Clarke masticó y asintió.

—Si asoman la cabeza altos mandos o políticos, Fettes no tiene ni punto de comparación con Gayfield Square.

—Y es un sitio más agradable para una rueda de prensa. Vi a Page en el canal de noticias, pero a ti no.

—En mi opinión lo hizo bien.

—Si no fuera porque en un caso como este, que no haya noticias no son precisamente buenas noticias. Las primeras cuarenta y ocho horas son cruciales. —Fox se llevó el vaso de agua a los labios—. Quien lo haya hecho tiene que aparecer en nuestros registros, ¿no? ¿O es su primera vez? Eso podría explicar por qué la cagó.

Clarke asintió lentamente, evitando el contacto visual y sin mediar palabra. Fox dejó el vaso encima de la mesa.

—Me ocultas algo, Siobhan.

—Lo estamos manteniendo en secreto.

—¿Estáis manteniendo en secreto qué?

—Lo que no te estoy contando.

Fox esperó, mirándola fijamente. Clarke soltó el tenedor y volvió la cabeza a izquierda y derecha. En el restaurante, dos tercios de las mesas estaban vacías y nadie alcanzaba a oírlos. No obstante, bajó la voz y se inclinó hacia delante hasta situarse a solo unos centímetros del rostro de Fox.

—Había una nota.

—¿La dejó el asesino?

—Estaba escondida en la cartera de lord Minton. Puede que llevara allí días o semanas.

—Entonces, ¿no sabéis con seguridad si era del agresor? —Fox reflexionó al respecto—. De todos modos...

Clarke asintió de nuevo.

—Si Page se entera de que te lo he dicho...

—Entendido. —Fox se recostó en la silla y pinchó un trozo de zanahoria con el tenedor—. Pero esto complica las cosas.

—Dímelo a mí. O mejor no lo hagas. Cuéntame qué tal te ha ido el día.

—Ha llegado una gente de Gartcosh, salidos de la nada. Se han instalado esta tarde y Doug Maxtone está furioso.

—¿Conocemos a alguien?

—Todavía no nos han presentado. Al jefe no le han dicho por qué están aquí, aunque por lo visto le informarán por la mañana.

—¿Podría ser una investigación antiterrorista? —Fox se encogió de hombros—. ¿Son muchos?

—En el último recuento eran seis.

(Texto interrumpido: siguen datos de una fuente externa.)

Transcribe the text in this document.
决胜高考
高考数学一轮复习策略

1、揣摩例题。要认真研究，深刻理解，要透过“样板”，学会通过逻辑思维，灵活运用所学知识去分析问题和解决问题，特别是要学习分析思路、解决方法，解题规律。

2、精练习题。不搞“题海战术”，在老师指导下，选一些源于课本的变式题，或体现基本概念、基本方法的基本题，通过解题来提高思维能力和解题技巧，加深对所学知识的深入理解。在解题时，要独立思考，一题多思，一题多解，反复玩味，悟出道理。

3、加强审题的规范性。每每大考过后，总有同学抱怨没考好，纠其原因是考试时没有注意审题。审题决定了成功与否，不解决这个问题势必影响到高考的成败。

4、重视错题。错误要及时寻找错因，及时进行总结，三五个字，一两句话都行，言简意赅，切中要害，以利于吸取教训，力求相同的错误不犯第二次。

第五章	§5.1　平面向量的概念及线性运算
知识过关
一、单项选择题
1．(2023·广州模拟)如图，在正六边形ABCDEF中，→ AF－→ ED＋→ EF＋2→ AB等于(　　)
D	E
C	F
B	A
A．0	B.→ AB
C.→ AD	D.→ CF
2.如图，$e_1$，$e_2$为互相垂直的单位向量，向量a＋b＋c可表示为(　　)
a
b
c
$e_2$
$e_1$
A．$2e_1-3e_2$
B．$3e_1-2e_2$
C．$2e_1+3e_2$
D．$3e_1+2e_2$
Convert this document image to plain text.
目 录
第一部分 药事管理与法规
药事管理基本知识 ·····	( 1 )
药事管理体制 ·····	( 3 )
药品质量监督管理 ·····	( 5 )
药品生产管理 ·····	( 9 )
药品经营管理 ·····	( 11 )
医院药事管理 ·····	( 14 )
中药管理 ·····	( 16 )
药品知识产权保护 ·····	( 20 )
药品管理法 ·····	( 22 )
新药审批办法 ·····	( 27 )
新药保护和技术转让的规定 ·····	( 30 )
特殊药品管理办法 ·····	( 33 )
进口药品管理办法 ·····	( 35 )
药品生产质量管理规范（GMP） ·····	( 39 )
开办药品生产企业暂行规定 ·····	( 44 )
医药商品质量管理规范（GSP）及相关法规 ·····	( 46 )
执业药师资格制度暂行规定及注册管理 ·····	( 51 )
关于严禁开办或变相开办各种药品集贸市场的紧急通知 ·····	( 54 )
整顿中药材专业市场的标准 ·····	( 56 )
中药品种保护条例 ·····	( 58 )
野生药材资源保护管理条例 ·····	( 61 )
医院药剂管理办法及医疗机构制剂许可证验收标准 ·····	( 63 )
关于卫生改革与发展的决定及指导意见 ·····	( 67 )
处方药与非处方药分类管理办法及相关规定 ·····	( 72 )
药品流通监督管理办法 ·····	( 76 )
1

Se han instalado en la sala del DIC, lo cual significa que hemos tenido que trasladarnos a una ratonera del pasillo. ¿Qué tal la merluza?

—Está buena.

Pero apenas la había tocado y se había concentrado en la jarra de vino blanco de la casa. Fox se sirvió más agua y vio que la copa de Clarke seguía llena.

—¿Qué decía la nota? —preguntó.

—Quien la escribió prometía matar a lord Minton por algo que había hecho.

—¿Y no era la letra de Minton?

—Estaba escrita en mayúsculas, pero no lo creo. Era un bolígrafo negro barato, no una estilográfica.

—Todo muy misterioso. ¿Crees que es la única nota?

—El equipo de registros llegará a la casa al amanecer. Ya estarían allí si Page hubiera podido organizarlo. Hay presupuesto para los siete días de la semana y todas las horas extra que sean necesarias.

—Tiempos felices.

Fox alzó la copa de agua. El teléfono de Clarke empezó a vibrar. Lo había dejado encima de la mesa, al lado de la copa de vino. Miró la pantalla y decidió contestar.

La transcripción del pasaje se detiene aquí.